Trustee is a corporate fiduciary that administers numerous trusts. State statutes provide that a trustee may make an election to distribute to an income beneficiary an amount equal to four percent of the annual fair market value of the trust assets in full satisfaction of that beneficiary's right to income. Neither state statutes nor the governing instruments of any of the trusts administered by Trustee has an ordering rule for the character of the unitrust amount, but leaves such a decision to the discretion of Trustee. With respect to some trusts, Trustee intends to follow a regular practice of treating principal, other than capital gain, as distributed to the beneficiary to the extent that the unitrust amount exceeds the trust's ordinary and tax-exempt income. Trustee will evidence this treatment by not including any capital gains in distributable net income on the Federal income tax returns for those trusts.
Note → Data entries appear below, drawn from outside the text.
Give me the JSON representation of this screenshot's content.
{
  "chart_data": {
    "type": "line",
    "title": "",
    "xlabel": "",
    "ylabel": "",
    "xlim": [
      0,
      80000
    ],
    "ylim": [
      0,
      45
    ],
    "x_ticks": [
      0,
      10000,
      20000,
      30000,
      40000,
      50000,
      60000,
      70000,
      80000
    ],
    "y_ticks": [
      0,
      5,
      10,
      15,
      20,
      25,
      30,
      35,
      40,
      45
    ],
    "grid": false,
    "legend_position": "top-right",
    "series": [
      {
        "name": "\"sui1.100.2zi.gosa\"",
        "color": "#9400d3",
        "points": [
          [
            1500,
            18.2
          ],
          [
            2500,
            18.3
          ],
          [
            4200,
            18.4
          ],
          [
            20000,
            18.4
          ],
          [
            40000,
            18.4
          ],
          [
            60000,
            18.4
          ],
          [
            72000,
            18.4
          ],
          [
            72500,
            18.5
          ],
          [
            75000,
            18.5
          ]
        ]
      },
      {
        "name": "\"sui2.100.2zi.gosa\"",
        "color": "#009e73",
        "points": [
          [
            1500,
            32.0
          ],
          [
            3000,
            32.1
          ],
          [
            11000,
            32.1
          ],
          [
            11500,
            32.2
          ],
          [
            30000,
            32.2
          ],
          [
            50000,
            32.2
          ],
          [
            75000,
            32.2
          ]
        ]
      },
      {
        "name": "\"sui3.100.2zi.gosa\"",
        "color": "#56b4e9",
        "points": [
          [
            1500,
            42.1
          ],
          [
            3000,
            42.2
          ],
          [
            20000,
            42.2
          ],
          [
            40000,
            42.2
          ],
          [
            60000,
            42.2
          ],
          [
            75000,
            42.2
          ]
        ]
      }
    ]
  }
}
With respect to other trusts, Trustee intends to follow a regular practice of treating any net capital gains as distributed to the beneficiary to the extent the unitrust amount exceeds the trust's ordinary and tax-exempt income. Trustee will evidence this treatment by including net capital gains in distributable net income on the Federal income tax returns filed for these trusts. Trustee's decision with respect to each trust is a reasonable exercise of Trustee's discretion and, in future years, Trustee must treat the capital gains realized by each trust consistently with the treatment by that trust in prior years.

(f)

Effective date. This section applies for taxable years of trusts and estates ending after January 2, 2004.